From the first shot, we are thrown into the extermination phase of a concentration camp, and there’s no getting out.  The film’s first image of prisoners digging graves is blurry, and things don’t come into focus until the arrival of Saul, with whom the camera will stay for the rest of the film.  This technique serves 2 purposes.  The first is, while all these atrocities are going on, we have the chance to follow a human face that represents getting through the horror. The second is, by keeping the camera’s sharp focus on Saul with everything in the background blurry, the images of the atrocities going on in the background are out-of-focus, sparing us the graphic details, which, had they been explicitly seen, would be too overwhelming in their impact.

As Saul goes through the bodies that he needs to transport, he sees what he believes to be his young son.  (Whether or not it really is his son is open to interpretation.)  As the other prisoners are planning an armed insurrection to topple their captors, Saul is entirely focused on finding a rabbi who will be willing to give his son a proper burial.

As Saul, Nemes has cast Géza Röhrig, a Hungarian poet who has limited acting experience but who is absolutely mesmerizing here.  Röhrig, who deserves an Oscar nomination for this performance, is our conduit through this harrowing world.  In his search for a rabbi, he is pulled into many facets of the camp, which gives us a glimpse of the horrors those prisoners went through.
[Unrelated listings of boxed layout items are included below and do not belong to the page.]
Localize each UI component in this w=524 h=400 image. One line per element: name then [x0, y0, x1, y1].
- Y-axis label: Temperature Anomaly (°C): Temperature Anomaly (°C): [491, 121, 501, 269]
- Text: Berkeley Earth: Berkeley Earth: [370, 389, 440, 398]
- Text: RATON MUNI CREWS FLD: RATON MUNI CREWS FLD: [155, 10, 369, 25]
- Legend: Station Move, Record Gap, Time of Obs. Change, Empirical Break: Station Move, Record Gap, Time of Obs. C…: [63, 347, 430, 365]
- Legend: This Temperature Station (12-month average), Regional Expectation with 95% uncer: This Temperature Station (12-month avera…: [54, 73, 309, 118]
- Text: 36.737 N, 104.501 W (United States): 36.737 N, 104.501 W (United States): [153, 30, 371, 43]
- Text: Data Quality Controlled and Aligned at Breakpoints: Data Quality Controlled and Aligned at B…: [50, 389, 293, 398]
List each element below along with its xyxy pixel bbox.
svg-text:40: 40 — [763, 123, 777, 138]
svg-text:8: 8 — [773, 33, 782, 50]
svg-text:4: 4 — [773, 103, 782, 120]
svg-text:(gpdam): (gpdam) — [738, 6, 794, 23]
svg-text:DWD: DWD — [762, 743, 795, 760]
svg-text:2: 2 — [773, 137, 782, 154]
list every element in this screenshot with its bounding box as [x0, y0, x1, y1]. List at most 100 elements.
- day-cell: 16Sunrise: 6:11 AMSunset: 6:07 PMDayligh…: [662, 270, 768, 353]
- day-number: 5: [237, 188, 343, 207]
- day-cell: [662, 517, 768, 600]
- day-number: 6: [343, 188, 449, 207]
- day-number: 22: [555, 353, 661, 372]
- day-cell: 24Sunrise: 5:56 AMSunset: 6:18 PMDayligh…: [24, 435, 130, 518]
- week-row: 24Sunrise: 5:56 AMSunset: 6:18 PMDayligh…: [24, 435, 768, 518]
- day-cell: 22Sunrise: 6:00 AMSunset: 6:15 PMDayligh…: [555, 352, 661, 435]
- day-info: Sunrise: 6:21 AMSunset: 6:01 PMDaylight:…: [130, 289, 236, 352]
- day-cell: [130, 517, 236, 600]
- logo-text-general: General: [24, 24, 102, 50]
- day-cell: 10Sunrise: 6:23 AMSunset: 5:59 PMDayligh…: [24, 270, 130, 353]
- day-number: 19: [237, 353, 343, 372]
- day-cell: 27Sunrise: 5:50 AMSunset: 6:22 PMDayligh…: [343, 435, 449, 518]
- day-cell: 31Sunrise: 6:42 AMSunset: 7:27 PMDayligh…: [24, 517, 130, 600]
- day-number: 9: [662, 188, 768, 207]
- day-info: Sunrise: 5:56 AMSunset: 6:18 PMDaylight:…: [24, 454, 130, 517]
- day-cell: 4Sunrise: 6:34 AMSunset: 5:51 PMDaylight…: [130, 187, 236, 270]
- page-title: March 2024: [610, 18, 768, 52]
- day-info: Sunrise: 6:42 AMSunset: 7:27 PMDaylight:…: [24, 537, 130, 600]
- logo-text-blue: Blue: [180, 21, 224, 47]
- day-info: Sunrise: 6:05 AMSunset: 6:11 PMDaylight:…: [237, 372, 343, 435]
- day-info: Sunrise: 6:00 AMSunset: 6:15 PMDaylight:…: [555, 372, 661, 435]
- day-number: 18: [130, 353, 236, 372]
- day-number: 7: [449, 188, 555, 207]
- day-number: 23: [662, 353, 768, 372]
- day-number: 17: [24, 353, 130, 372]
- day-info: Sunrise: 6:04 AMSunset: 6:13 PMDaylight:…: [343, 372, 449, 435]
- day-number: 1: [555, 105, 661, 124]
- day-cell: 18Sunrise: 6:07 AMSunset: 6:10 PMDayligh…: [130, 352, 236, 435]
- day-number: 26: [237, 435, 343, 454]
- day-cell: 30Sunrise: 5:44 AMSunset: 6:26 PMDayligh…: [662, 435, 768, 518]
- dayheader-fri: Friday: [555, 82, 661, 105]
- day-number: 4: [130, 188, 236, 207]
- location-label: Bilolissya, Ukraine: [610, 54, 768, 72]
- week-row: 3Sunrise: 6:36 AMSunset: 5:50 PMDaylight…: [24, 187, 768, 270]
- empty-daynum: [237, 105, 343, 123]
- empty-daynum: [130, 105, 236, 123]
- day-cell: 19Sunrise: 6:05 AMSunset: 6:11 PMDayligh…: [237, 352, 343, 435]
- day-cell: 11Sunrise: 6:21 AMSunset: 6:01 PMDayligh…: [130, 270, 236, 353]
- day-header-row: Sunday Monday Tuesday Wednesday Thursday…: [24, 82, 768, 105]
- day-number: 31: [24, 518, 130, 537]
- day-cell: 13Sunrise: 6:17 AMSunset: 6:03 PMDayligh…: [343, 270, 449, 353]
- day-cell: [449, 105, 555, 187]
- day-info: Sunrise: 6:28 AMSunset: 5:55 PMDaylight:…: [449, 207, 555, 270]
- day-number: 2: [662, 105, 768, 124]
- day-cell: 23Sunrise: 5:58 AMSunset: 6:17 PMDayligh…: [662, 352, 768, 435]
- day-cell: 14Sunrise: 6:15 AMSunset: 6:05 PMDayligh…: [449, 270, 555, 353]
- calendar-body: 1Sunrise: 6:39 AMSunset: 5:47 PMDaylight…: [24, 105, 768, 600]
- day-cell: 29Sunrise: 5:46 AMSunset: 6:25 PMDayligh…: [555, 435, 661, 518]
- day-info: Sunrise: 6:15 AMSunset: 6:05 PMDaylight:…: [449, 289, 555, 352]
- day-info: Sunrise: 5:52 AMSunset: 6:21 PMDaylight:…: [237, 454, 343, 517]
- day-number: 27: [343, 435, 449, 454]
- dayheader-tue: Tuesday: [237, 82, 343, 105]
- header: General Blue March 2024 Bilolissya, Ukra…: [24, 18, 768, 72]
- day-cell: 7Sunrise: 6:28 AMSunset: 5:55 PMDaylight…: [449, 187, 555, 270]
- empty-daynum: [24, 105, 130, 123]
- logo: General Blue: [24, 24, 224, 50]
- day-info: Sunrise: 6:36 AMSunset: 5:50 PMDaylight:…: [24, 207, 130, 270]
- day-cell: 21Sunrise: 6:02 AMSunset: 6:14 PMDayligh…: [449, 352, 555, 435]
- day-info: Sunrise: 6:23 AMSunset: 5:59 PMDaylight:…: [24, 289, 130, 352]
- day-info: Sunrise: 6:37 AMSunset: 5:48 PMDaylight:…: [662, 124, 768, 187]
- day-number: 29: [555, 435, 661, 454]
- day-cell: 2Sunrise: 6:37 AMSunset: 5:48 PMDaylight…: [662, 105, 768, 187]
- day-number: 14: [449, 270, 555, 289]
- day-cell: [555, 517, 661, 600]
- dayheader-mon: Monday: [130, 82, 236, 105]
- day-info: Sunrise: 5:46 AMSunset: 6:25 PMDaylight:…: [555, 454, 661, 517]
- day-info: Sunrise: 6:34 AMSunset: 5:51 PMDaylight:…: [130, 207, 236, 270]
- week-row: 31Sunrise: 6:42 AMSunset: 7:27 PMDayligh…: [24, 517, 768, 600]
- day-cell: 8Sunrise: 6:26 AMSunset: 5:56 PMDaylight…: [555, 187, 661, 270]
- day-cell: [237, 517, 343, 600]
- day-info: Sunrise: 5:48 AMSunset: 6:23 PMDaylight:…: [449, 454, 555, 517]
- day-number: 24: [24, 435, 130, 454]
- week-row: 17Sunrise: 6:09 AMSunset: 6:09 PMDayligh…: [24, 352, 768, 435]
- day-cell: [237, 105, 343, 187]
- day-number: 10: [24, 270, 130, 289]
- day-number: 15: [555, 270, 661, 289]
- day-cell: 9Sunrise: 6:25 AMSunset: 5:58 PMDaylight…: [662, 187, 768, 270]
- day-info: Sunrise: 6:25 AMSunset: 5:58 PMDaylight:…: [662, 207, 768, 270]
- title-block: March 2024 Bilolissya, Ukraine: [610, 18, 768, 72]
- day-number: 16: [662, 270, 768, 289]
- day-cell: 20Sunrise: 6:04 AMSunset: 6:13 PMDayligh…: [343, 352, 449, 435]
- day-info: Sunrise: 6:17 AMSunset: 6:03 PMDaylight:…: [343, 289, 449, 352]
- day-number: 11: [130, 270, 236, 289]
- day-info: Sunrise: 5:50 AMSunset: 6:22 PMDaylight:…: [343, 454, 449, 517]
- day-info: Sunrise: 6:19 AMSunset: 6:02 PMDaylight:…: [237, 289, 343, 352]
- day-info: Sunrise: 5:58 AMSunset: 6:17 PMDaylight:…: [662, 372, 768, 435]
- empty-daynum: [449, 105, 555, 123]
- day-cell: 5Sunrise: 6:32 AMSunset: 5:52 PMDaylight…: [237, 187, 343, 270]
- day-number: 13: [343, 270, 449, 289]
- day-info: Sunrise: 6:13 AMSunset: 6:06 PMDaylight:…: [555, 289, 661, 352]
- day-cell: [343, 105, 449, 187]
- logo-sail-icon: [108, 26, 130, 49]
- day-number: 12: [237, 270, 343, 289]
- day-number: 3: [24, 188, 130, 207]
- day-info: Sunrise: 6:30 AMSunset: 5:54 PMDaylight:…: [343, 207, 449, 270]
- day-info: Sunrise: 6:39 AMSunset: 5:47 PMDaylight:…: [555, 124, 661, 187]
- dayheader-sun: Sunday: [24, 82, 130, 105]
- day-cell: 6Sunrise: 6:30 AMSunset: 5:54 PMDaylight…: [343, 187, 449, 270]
Any more, I will not tell you.  But please don’t let the subject matter turn you off.  Yes, “Star Wars: The Force Awakens” might be a more attractive choice at the multiplex.  But when “Son of Saul” comes to your city, please, please give it a try.  It’s tough to sit through, I’ll grant you, but when you get out, you’ll be happy that you did.  It’s one of the very best movies of the year.